Astrid: The founding of a women’s museum is actually already part of the feminist critique of museums. This is because it points out that women’s history and/or art are not or not sufficiently represented in other museums. However, museums are the institutions in our society that decide what they consider “worth keeping” or not, “worth remembering” or not. They evaluate what is important and what is not, and are thus also the “institutions of forgetting”. All this has happened to women’s history and art over the last centuries, if not millennia. Women’s museums try to uncover these forgotten histories and are also preserving what is happening now for the future.

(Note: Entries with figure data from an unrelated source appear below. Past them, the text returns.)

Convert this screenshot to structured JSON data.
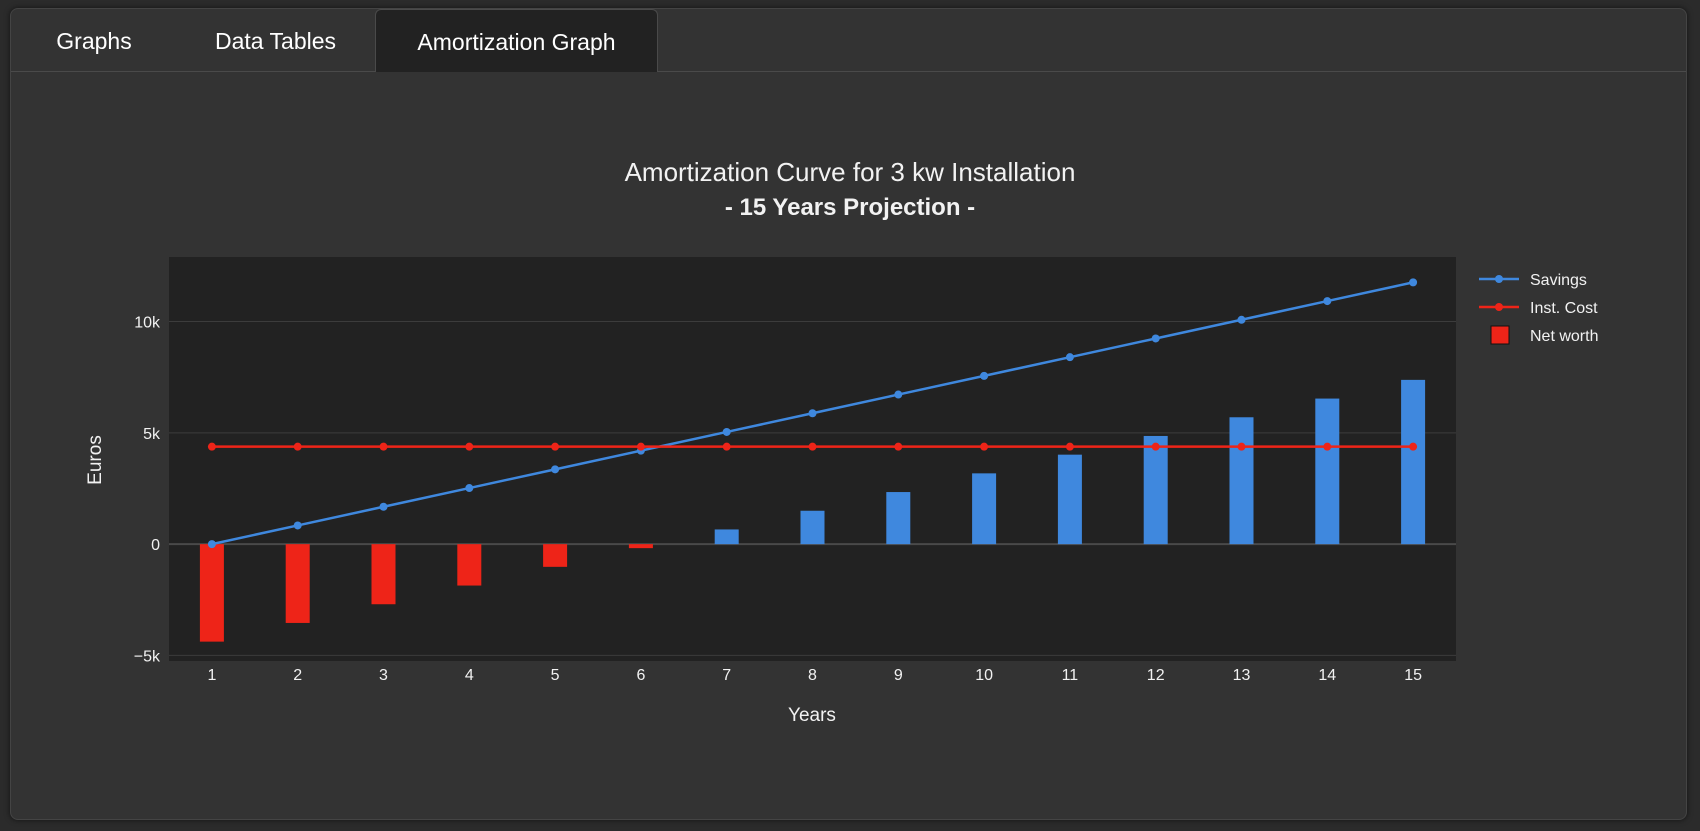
{
  "tabs": [
    {
      "label": "Graphs",
      "active": false
    },
    {
      "label": "Data Tables",
      "active": false
    },
    {
      "label": "Amortization Graph",
      "active": true
    }
  ],
  "colors": {
    "savings": "#3f88de",
    "inst_cost": "#ee2418",
    "net_positive": "#3f88de",
    "net_negative": "#ee2418",
    "plot_bg": "#222222",
    "panel_bg": "#333333",
    "grid": "#3c3c3c"
  },
  "chart_data": {
    "type": "bar",
    "title": "Amortization Curve for 3 kw Installation",
    "subtitle": "- 15 Years Projection -",
    "xlabel": "Years",
    "ylabel": "Euros",
    "categories": [
      "1",
      "2",
      "3",
      "4",
      "5",
      "6",
      "7",
      "8",
      "9",
      "10",
      "11",
      "12",
      "13",
      "14",
      "15"
    ],
    "ylim": [
      -5250,
      12900
    ],
    "yticks": [
      -5000,
      0,
      5000,
      10000
    ],
    "ytick_labels": [
      "−5k",
      "0",
      "5k",
      "10k"
    ],
    "grid": true,
    "legend_position": "top-right",
    "series": [
      {
        "name": "Savings",
        "type": "line",
        "values": [
          0,
          840,
          1680,
          2520,
          3360,
          4200,
          5040,
          5880,
          6720,
          7560,
          8400,
          9240,
          10080,
          10920,
          11760
        ]
      },
      {
        "name": "Inst. Cost",
        "type": "line",
        "values": [
          4380,
          4380,
          4380,
          4380,
          4380,
          4380,
          4380,
          4380,
          4380,
          4380,
          4380,
          4380,
          4380,
          4380,
          4380
        ]
      },
      {
        "name": "Net worth",
        "type": "bar",
        "values": [
          -4380,
          -3540,
          -2700,
          -1860,
          -1020,
          -180,
          660,
          1500,
          2340,
          3180,
          4020,
          4860,
          5700,
          6540,
          7380
        ]
      }
    ]
  }
}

Darlene and Kathy: Until women are able to represent themselves visually and to tell their own stories publicly, they will remain subject to the disempowering and destructive voyeurism of what feminists call the ‘male gaze’. We will also continue to see a lack of historical memory and gender consciousness of the contributions women have made to evolution of humanity. Women’s museums are places where women tell their own stories, where they represent and imagine themselves from their own perspectives and experiences. Women’s museums are critical because they are so pedagogical. They are where we come to see and to know the other half of humanity, in all its diversity, power, courage, challenge and complicity. Equally importantly, women’s museums are not afraid to be ‘political’ pedagogical spaces. Most women’s museums carry no pretext to neutrality. They offer a challenging critical feminist perspective of the world by making prevailing relations of gendered power visible. Once we can see something that was invisible, we can come to know the world and ourselves as women differently. Once we come to ‘know’ we can think the unthinkable of new possibilities for action and change.

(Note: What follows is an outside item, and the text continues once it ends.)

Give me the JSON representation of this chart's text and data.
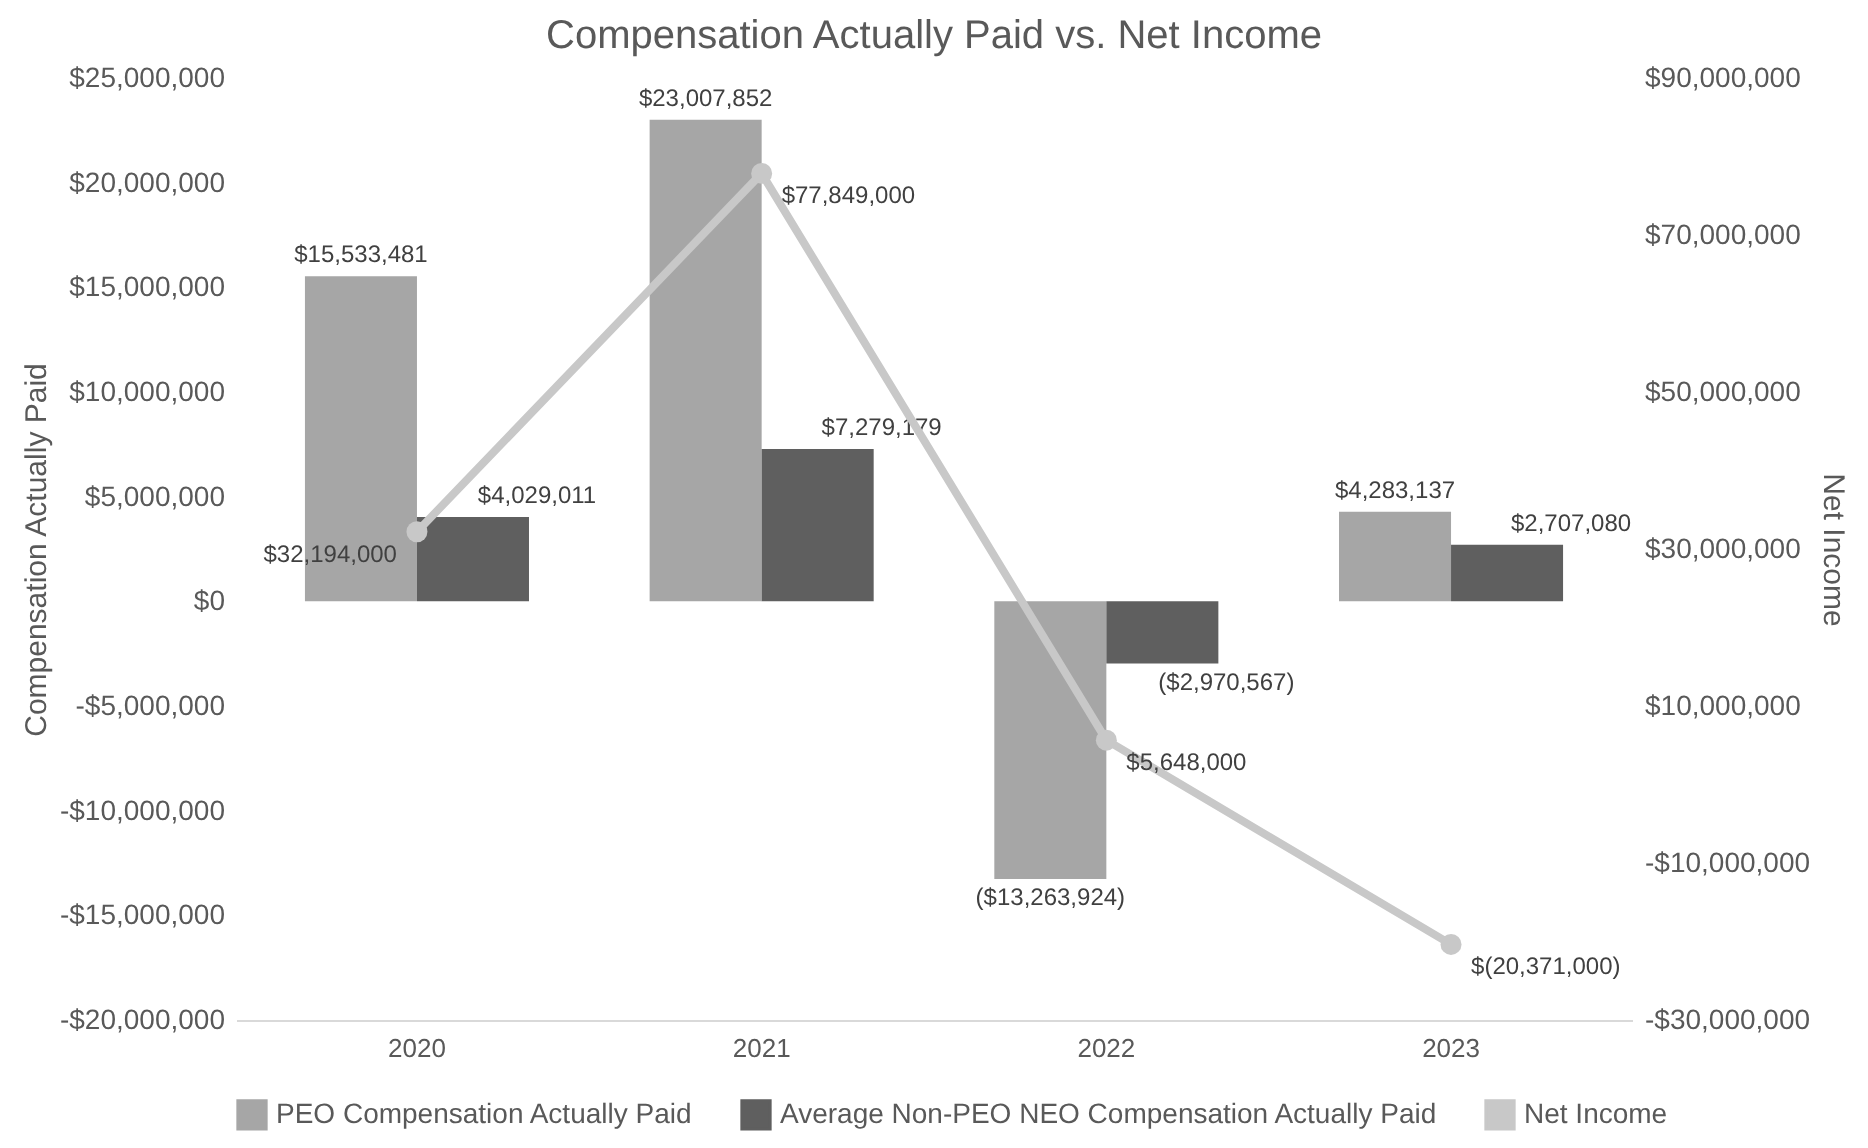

What is your contribution to the book about, Astrid?
Astrid: Of course, Darlene’s and my contribution is about women’s museums – who they are, why they are important, their pedagogical strategies and their role in society. We explain what feminist adult education means and show the need for women’s museums, bring examples of different institutions around the world. We describe adult education in these museums and their other activities and of course I go into more detail about the example of the Merano Women’s Museum in Italy and also about the role of IAWM as a network that strengthens cooperation but also the visibility of women’s museums.
What other contribution would you particularly recommend to us?

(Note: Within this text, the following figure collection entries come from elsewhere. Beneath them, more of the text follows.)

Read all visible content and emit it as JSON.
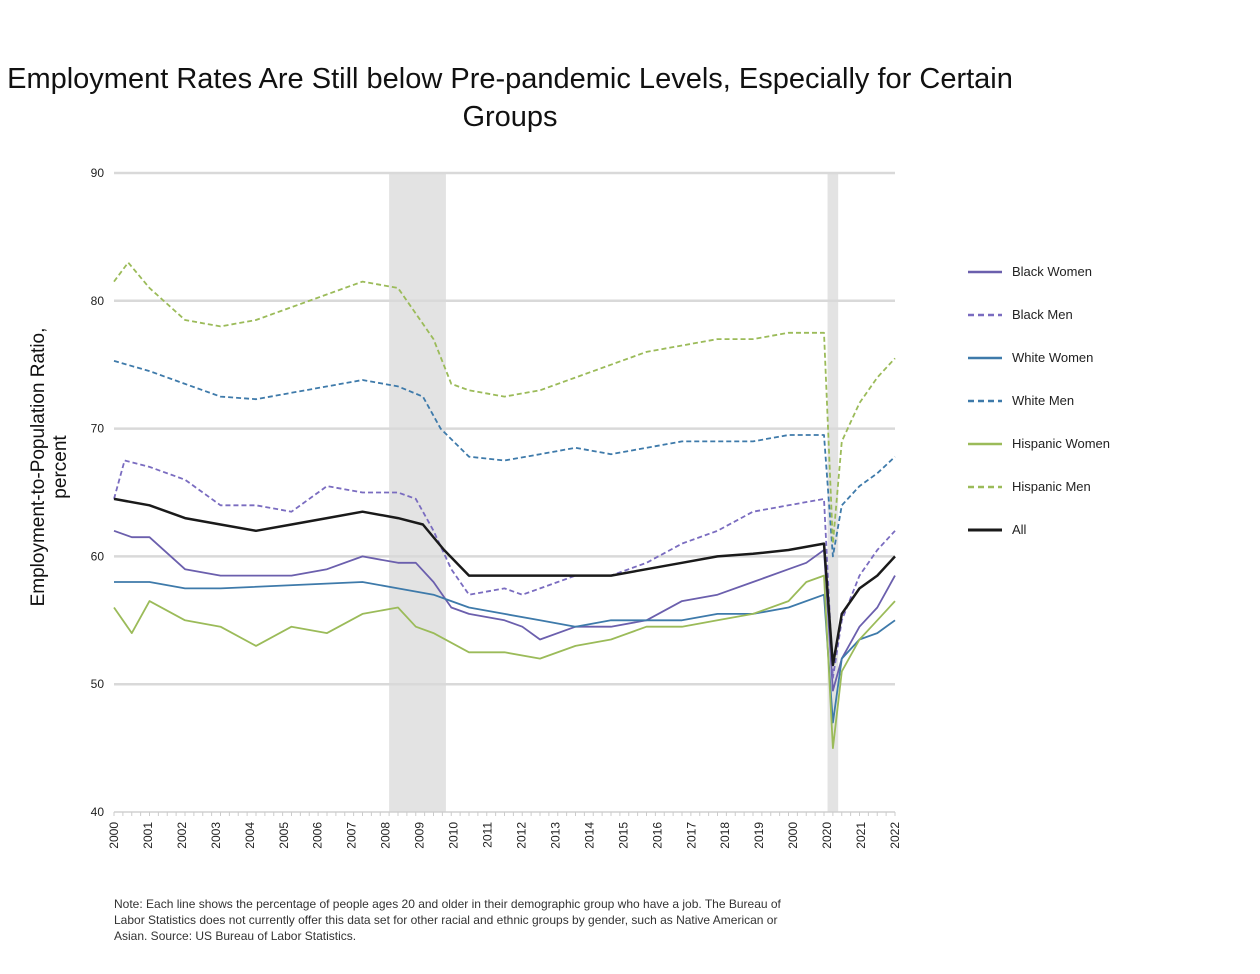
{
  "chart_data": {
    "type": "line",
    "title": "Employment Rates Are Still below Pre-pandemic Levels, Especially for Certain Groups",
    "xlabel": "",
    "ylabel": "Employment-to-Population Ratio, percent",
    "xlim": [
      2000,
      2022
    ],
    "ylim": [
      40,
      90
    ],
    "yticks": [
      40,
      50,
      60,
      70,
      80,
      90
    ],
    "xtick_labels": [
      "2000",
      "2001",
      "2002",
      "2003",
      "2004",
      "2005",
      "2006",
      "2007",
      "2008",
      "2009",
      "2010",
      "2011",
      "2012",
      "2013",
      "2014",
      "2015",
      "2016",
      "2017",
      "2018",
      "2019",
      "2000",
      "2020",
      "2021",
      "2022"
    ],
    "grid": "horizontal",
    "legend_position": "right",
    "shaded_periods": [
      [
        2007.75,
        2009.35
      ],
      [
        2020.1,
        2020.4
      ]
    ],
    "series": [
      {
        "name": "Black Women",
        "color": "#6b5fad",
        "dash": false,
        "x": [
          2000,
          2000.5,
          2001,
          2002,
          2003,
          2004,
          2005,
          2006,
          2007,
          2008,
          2008.5,
          2009,
          2009.5,
          2010,
          2011,
          2011.5,
          2012,
          2013,
          2014,
          2015,
          2016,
          2017,
          2018,
          2019,
          2019.5,
          2020,
          2020.25,
          2020.5,
          2021,
          2021.5,
          2022
        ],
        "y": [
          62,
          61.5,
          61.5,
          59,
          58.5,
          58.5,
          58.5,
          59,
          60,
          59.5,
          59.5,
          58,
          56,
          55.5,
          55,
          54.5,
          53.5,
          54.5,
          54.5,
          55,
          56.5,
          57,
          58,
          59,
          59.5,
          60.5,
          49.5,
          52,
          54.5,
          56,
          58.5
        ]
      },
      {
        "name": "Black Men",
        "color": "#7a6cc0",
        "dash": true,
        "x": [
          2000,
          2000.3,
          2001,
          2002,
          2002.5,
          2003,
          2004,
          2005,
          2006,
          2007,
          2008,
          2008.5,
          2009,
          2009.5,
          2010,
          2011,
          2011.5,
          2012,
          2012.5,
          2013,
          2014,
          2015,
          2016,
          2017,
          2018,
          2019,
          2020,
          2020.25,
          2020.5,
          2021,
          2021.5,
          2022
        ],
        "y": [
          64.5,
          67.5,
          67,
          66,
          65,
          64,
          64,
          63.5,
          65.5,
          65,
          65,
          64.5,
          62,
          59,
          57,
          57.5,
          57,
          57.5,
          58,
          58.5,
          58.5,
          59.5,
          61,
          62,
          63.5,
          64,
          64.5,
          50.5,
          55,
          58.5,
          60.5,
          62
        ]
      },
      {
        "name": "White Women",
        "color": "#3e7aaa",
        "dash": false,
        "x": [
          2000,
          2001,
          2002,
          2003,
          2007,
          2008,
          2009,
          2009.5,
          2010,
          2011,
          2012,
          2013,
          2014,
          2015,
          2016,
          2017,
          2018,
          2019,
          2020,
          2020.25,
          2020.5,
          2021,
          2021.5,
          2022
        ],
        "y": [
          58,
          58,
          57.5,
          57.5,
          58,
          57.5,
          57,
          56.5,
          56,
          55.5,
          55,
          54.5,
          55,
          55,
          55,
          55.5,
          55.5,
          56,
          57,
          47,
          52,
          53.5,
          54,
          55
        ]
      },
      {
        "name": "White Men",
        "color": "#3e7aaa",
        "dash": true,
        "x": [
          2000,
          2001,
          2002,
          2003,
          2004,
          2005,
          2006,
          2007,
          2008,
          2008.7,
          2009.2,
          2010,
          2011,
          2012,
          2013,
          2014,
          2015,
          2016,
          2017,
          2018,
          2019,
          2020,
          2020.25,
          2020.5,
          2021,
          2021.5,
          2022
        ],
        "y": [
          75.3,
          74.5,
          73.5,
          72.5,
          72.3,
          72.8,
          73.3,
          73.8,
          73.3,
          72.5,
          70,
          67.8,
          67.5,
          68,
          68.5,
          68,
          68.5,
          69,
          69,
          69,
          69.5,
          69.5,
          60,
          64,
          65.5,
          66.5,
          67.8
        ]
      },
      {
        "name": "Hispanic Women",
        "color": "#9bbb59",
        "dash": false,
        "x": [
          2000,
          2000.5,
          2001,
          2002,
          2003,
          2004,
          2005,
          2006,
          2007,
          2008,
          2008.5,
          2009,
          2010,
          2011,
          2012,
          2013,
          2014,
          2015,
          2016,
          2017,
          2018,
          2019,
          2019.5,
          2020,
          2020.25,
          2020.5,
          2021,
          2021.5,
          2022
        ],
        "y": [
          56,
          54,
          56.5,
          55,
          54.5,
          53,
          54.5,
          54,
          55.5,
          56,
          54.5,
          54,
          52.5,
          52.5,
          52,
          53,
          53.5,
          54.5,
          54.5,
          55,
          55.5,
          56.5,
          58,
          58.5,
          45,
          51,
          53.5,
          55,
          56.5
        ]
      },
      {
        "name": "Hispanic Men",
        "color": "#9bbb59",
        "dash": true,
        "x": [
          2000,
          2000.4,
          2001,
          2002,
          2003,
          2004,
          2005,
          2006,
          2007,
          2008,
          2008.5,
          2009,
          2009.5,
          2010,
          2011,
          2012,
          2013,
          2014,
          2015,
          2016,
          2017,
          2018,
          2019,
          2020,
          2020.25,
          2020.5,
          2021,
          2021.5,
          2022
        ],
        "y": [
          81.5,
          83,
          81,
          78.5,
          78,
          78.5,
          79.5,
          80.5,
          81.5,
          81,
          79,
          77,
          73.5,
          73,
          72.5,
          73,
          74,
          75,
          76,
          76.5,
          77,
          77,
          77.5,
          77.5,
          61,
          69,
          72,
          74,
          75.5
        ]
      },
      {
        "name": "All",
        "color": "#1a1a1a",
        "dash": false,
        "x": [
          2000,
          2001,
          2002,
          2003,
          2004,
          2005,
          2006,
          2007,
          2008,
          2008.7,
          2009.3,
          2010,
          2011,
          2013,
          2014,
          2015,
          2016,
          2017,
          2018,
          2019,
          2020,
          2020.25,
          2020.5,
          2021,
          2021.5,
          2022
        ],
        "y": [
          64.5,
          64,
          63,
          62.5,
          62,
          62.5,
          63,
          63.5,
          63,
          62.5,
          60.5,
          58.5,
          58.5,
          58.5,
          58.5,
          59,
          59.5,
          60,
          60.2,
          60.5,
          61,
          51.5,
          55.5,
          57.5,
          58.5,
          60
        ]
      }
    ],
    "note": "Note: Each line shows the percentage of people ages 20 and older in their demographic group who have a job. The Bureau of Labor Statistics does not currently offer this data set for other racial and ethnic groups by gender, such as Native American or Asian. Source: US Bureau of Labor Statistics."
  }
}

Astrid: Apart from ours? 😉 Joking aside. The museum of “Women in One World” in Fürth has probably put up the most widely travelled touring exhibition of a women’s museum on the topic of headscarf cultures. One of the curators of this exhibition, Gaby Franger, who now runs the museum and also sits on the board of IAWM, together with Darlene Clover, has vividly portrayed this exhibition from its creation to its content to its echo. For me, it is an example of what kind of exhibitions women’s museums can put forward to contribute to feminist adult education.
Gaby: The broad spectrum of feminist museum approaches can also be seen at the “Women’s Active Museum on War and Peace” (WAM) in Tokyo, also a member of IAWM. The museum aims to achieve justice for the sex slaves of the Japanese military during World War II, the so-called comfort women, through exhibitions and educational work.
As Sachiyo Tsukamato and Sara C. Motta show in their contribution, that the aim here is to counter the dominant social version of memory culture. The museum reflects critically the history of the war and the treatment of the female victims of the military machine of the time, as well as the current complicity of the Japanese government and deniers of these crimes. WAM creates a place where survivors and members of the society of perpetrators can meet. It is a place of active confrontation not only with unwelcome historical memories, but also of social and political debate for gender justice and peace.